Donald Sterling has vowed to fight the league in its efforts to terminate his ownership of the team. He is scheduled to appear at a special hearing on Tuesday to answer to charges that he damaged the NBA by making racist statements on a recording. He was banned from the league for life last month.
Commissioner Adam Silver said last week that he would prefer the Sterlings to sell the team voluntarily. A vote of the league's other owners could force them to sell.
The $2 billion price tag would be the most paid for an NBA team, far exceeding the $550 million the Bucks recently sold for. The Clippers' Los Angeles neighbors, the Dodgers, sold for $2.15 billion two years ago.

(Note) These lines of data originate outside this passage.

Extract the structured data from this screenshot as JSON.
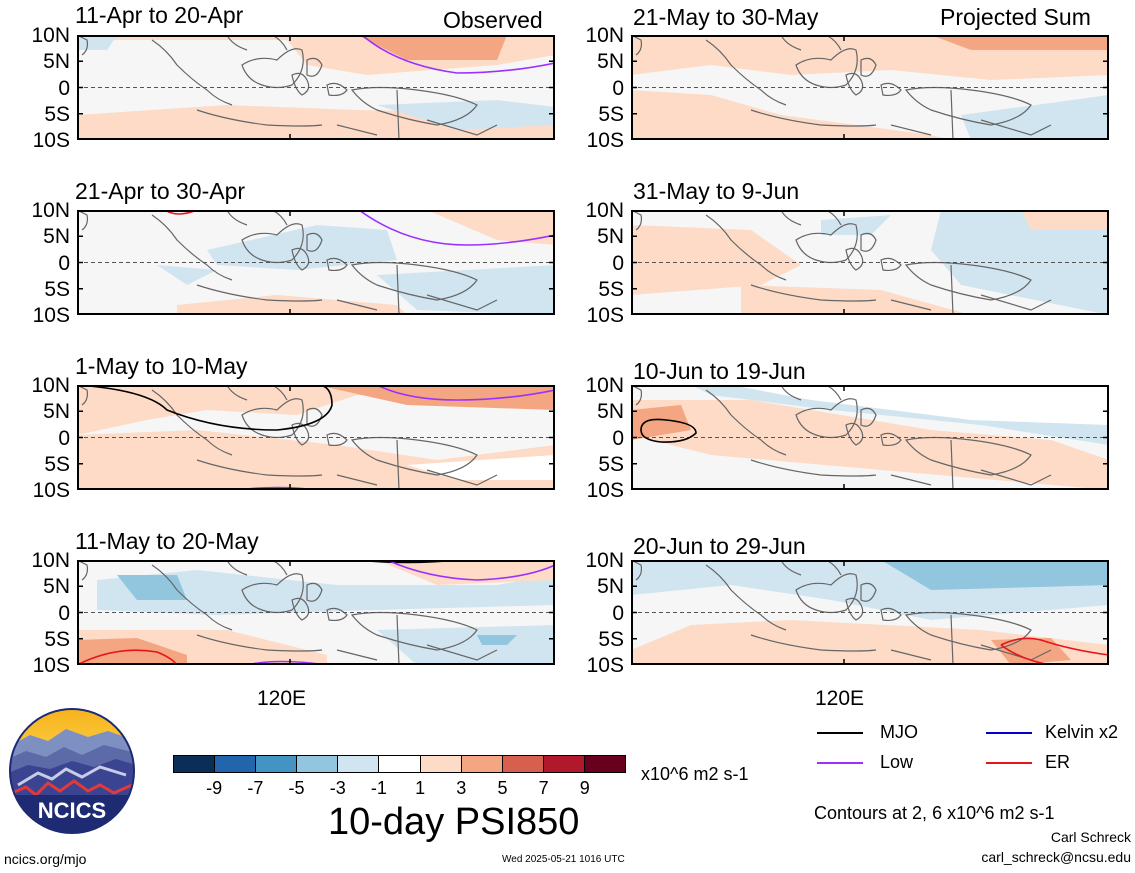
{
  "columns": {
    "left_label": "Observed",
    "right_label": "Projected Sum"
  },
  "panels": [
    {
      "title": "11-Apr to 20-Apr",
      "column": "left"
    },
    {
      "title": "21-Apr to 30-Apr",
      "column": "left"
    },
    {
      "title": "1-May to 10-May",
      "column": "left"
    },
    {
      "title": "11-May to 20-May",
      "column": "left"
    },
    {
      "title": "21-May to 30-May",
      "column": "right"
    },
    {
      "title": "31-May to 9-Jun",
      "column": "right"
    },
    {
      "title": "10-Jun to 19-Jun",
      "column": "right"
    },
    {
      "title": "20-Jun to 29-Jun",
      "column": "right"
    }
  ],
  "axes": {
    "lat_labels": [
      "10N",
      "5N",
      "0",
      "5S",
      "10S"
    ],
    "lon_label": "120E"
  },
  "colorbar": {
    "ticks": [
      "-9",
      "-7",
      "-5",
      "-3",
      "-1",
      "1",
      "3",
      "5",
      "7",
      "9"
    ],
    "colors": [
      "#0b2e59",
      "#2166ac",
      "#4393c3",
      "#92c5de",
      "#d1e5f0",
      "#ffffff",
      "#fddbc7",
      "#f4a582",
      "#d6604d",
      "#b2182b",
      "#67001f"
    ],
    "units": "x10^6 m2 s-1"
  },
  "title": "10-day PSI850",
  "legend": [
    {
      "label": "MJO",
      "color": "#000000"
    },
    {
      "label": "Kelvin x2",
      "color": "#0000cc"
    },
    {
      "label": "Low",
      "color": "#9b30ff"
    },
    {
      "label": "ER",
      "color": "#e8141c"
    }
  ],
  "contour_note": "Contours at 2, 6 x10^6 m2 s-1",
  "author": {
    "name": "Carl Schreck",
    "email": "carl_schreck@ncsu.edu"
  },
  "footer": {
    "url": "ncics.org/mjo",
    "timestamp": "Wed 2025-05-21 1016 UTC"
  },
  "logo_text": "NCICS"
}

But a critical difference is the Dodgers' buyers received much more for their money: the team, as well as Dodger Stadium; an expiring local TV deal that the new owners flipped into a long-term, multibillion-dollar payout from Time Warner Cable to start their own network; and a joint venture on the parking lots and land around the stadium with former owner Frank McCourt.
Three bidders had emerged as the top contenders for the team before Ballmer won the auction. One group included Oprah Winfrey; entertainment mogul David Geffen; Larry Ellison, the software tycoon who runs Oracle and made a losing bid to buy the Warriors; and Mark Walter and Todd Boehly, two of the principals of Guggenheim Partners, who put together the group that acquired the Dodgers two years ago.
A second group included Antony P. Ressler, who runs the private equity firm Ares Management, and former NBA player Grant Hill.
Ballmer submitted a bid without any partners. His net worth is estimated at $20 billion by Forbes. He grew up in Detroit, the son of a Ford Motor Co. manager, and still favors U.S. cars.
He tried unsuccessfully to bring an NBA franchise back to Seattle in 2013 as part of an investor group seeking to buy the Kings.
The $1.1 billion paid for the Dolphins in 2009 is the peak price for a NFL team.